I also thought I should maybe wait until after Xmas but when I get the bit between my teeth, I really like to get it over and done with.

And also, realistically speaking, nobody is going to be sitting crying into their spuds on Xmas day because they received my little epistle on the 23rd.

There were actually fewer cards than anticipated, so I should count myself lucky really.

Vonklump Mon 18-Dec-17 22:53:29

Meh, the frills of the message are overrated. Too blunt would be crossing the envelope and writing Deceased, return to sender.

Agree best to do it before Christmas. It would otherwise be hanging over you.

ButchyRestingFace Mon 18-Dec-17 23:08:28

Meh, the frills of the message are overrated. Too blunt would be crossing the envelope and writing Deceased, return to sender.

LOL. Now why didn't I think of that?

gringringrin

1234hello Tue 19-Dec-17 09:50:32

I think what you’ve done is absolutely fine.

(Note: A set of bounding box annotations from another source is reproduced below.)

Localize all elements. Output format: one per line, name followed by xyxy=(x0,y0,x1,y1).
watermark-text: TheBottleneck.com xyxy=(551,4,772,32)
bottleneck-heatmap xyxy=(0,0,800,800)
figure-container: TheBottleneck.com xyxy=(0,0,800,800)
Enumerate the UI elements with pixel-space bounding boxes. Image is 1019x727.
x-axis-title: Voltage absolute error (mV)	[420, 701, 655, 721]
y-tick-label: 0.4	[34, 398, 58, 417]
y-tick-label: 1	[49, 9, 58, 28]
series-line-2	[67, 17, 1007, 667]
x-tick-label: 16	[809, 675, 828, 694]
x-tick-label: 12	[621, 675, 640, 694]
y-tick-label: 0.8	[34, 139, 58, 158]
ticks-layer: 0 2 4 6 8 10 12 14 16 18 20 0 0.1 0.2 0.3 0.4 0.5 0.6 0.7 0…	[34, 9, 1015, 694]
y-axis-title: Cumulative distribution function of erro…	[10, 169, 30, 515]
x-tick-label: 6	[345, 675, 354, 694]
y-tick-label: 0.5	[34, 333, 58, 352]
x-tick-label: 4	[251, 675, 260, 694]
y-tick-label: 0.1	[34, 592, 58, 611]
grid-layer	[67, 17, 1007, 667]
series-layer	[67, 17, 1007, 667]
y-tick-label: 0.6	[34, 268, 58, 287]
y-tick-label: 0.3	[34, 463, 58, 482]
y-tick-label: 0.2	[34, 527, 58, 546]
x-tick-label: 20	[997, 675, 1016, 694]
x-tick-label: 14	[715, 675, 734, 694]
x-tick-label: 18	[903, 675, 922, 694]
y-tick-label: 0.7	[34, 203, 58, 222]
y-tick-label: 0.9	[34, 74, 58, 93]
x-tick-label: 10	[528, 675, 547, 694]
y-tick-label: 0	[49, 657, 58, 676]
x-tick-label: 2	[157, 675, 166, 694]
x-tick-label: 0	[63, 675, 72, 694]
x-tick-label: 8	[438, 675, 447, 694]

Like I say, if they weren’t close enough to know she had died they don’t need to know the why and wherefores. Sorry again for your loss, but sense of humour helps, well done!

Jinglebells99 Tue 19-Dec-17 10:02:07

My mum loved sending and receiving cards at Christmas and receiving the round robin letters and actually I used to enjoy reading the round robins too. But my mum had only Christmas contact with these old friends for decades. They are all elderly friends now in varying states of ill health. My mum would wonder and worry about the friends she hadn't heard from.
I'm sorry to hear of your mother's sudden death. My mum had a massive stroke two years ago and has been severely disabled by it.

bigbluebus Tue 19-Dec-17 21:53:24

I had to send one of those types of letters too after my DM died. It was to a distant cousin of hers (I think) who actually lived abroad. I doubt my DM had seen her for at least 60 years so goodness knows why they bothered sending cards. I never got a reply and we have now sold the house I've no idea if the cards have stopped.